Since most of the Web Socket user agents are web browsers that already
support compression/content encoding for HTTP responses, I propose
adding support for optional content encoding to the Web Socket
protocol. User agents could opt to accept compression, and servers
could opt to support it when the user agents accept it, just as is
done in HTTP.
This would mean the following:
- In requesting a web socket connection, if the client can handle
compressed messages the client would add an optional header line
Accept-Encoding just as is done for an HTTP request, for example
GET /demo HTTP/1.1
Upgrade: WebSocket
Connection: Upgrade
Host: example.com
Origin: http://example.com
WebSocket-Protocol: sample
Accept-Encoding: gzip
- In response, the server could choose whether messages will be
encoded or not, and if so, can add a Content-Encoding header, for
example:
HTTP/1.1 101 Web Socket Protocol Handshake
Upgrade: WebSocket
Connection: Upgrade
WebSocket-Origin: http://example.com
WebSocket-Location: ws://example.com/demo
WebSocket-Protocol: sample
Content-Encoding: gzip
- If the server has specified a content encoding, then all messages
sent by the server MUST have that content encoding applied.
Once the data transfer part starts, any message the server sends will
be exactly as currently specified, but with the content-encoding
applied.

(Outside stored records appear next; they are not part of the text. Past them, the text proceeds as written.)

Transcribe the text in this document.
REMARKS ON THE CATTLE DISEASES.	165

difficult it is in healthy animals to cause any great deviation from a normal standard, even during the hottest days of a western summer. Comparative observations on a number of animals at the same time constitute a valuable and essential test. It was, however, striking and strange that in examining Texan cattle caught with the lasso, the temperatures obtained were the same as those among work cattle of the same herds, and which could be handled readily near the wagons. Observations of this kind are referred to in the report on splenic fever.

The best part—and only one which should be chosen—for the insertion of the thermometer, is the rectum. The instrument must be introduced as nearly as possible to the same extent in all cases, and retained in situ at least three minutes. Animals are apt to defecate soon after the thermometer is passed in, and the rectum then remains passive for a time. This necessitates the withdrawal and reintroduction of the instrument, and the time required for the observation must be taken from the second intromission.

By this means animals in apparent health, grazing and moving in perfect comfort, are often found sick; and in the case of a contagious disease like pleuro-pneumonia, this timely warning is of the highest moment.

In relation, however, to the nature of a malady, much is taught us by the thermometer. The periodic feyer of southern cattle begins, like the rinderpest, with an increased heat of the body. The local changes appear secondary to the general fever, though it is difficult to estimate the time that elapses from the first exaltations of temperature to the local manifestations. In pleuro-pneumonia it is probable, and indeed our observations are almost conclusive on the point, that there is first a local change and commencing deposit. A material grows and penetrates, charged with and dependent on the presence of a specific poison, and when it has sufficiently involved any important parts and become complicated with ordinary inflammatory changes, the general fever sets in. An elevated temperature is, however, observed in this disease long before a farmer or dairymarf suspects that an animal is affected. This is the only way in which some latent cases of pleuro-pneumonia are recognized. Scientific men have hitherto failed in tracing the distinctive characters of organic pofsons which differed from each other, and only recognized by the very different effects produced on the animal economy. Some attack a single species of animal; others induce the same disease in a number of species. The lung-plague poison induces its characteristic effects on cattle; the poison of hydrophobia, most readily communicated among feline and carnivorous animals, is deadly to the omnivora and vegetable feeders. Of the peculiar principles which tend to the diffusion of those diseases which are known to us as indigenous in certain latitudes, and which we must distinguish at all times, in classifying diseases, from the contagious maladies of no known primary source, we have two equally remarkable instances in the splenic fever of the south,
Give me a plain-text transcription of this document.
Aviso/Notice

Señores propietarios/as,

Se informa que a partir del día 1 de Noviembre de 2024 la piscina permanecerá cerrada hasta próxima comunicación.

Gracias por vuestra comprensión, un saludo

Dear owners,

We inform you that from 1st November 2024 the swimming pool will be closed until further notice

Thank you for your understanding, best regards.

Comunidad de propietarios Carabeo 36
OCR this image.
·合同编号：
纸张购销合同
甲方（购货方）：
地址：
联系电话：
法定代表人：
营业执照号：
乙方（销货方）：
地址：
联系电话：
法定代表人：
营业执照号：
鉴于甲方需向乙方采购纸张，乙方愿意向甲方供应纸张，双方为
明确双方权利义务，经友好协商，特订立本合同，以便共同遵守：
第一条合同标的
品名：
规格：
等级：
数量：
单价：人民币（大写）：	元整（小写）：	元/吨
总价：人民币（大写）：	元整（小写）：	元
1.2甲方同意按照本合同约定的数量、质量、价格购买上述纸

The user agent must apply the necessary content encoding
transformation to the message, at which point the resulting data will
be as currently specified (i.e. framed by 0x00 and 0xFF or with the
appropriate framing for data that may include high bits.)
If the received message does not transform to a message that satisfies
the web socket protocol, either by not really being encoded in that
form or by the resulting decoded message not being properly framed
data, then the standard "fail the connection" step would happen.
I think a wide variety of possible web sockets applications would
benefit from compression. What are people's thoughts on this?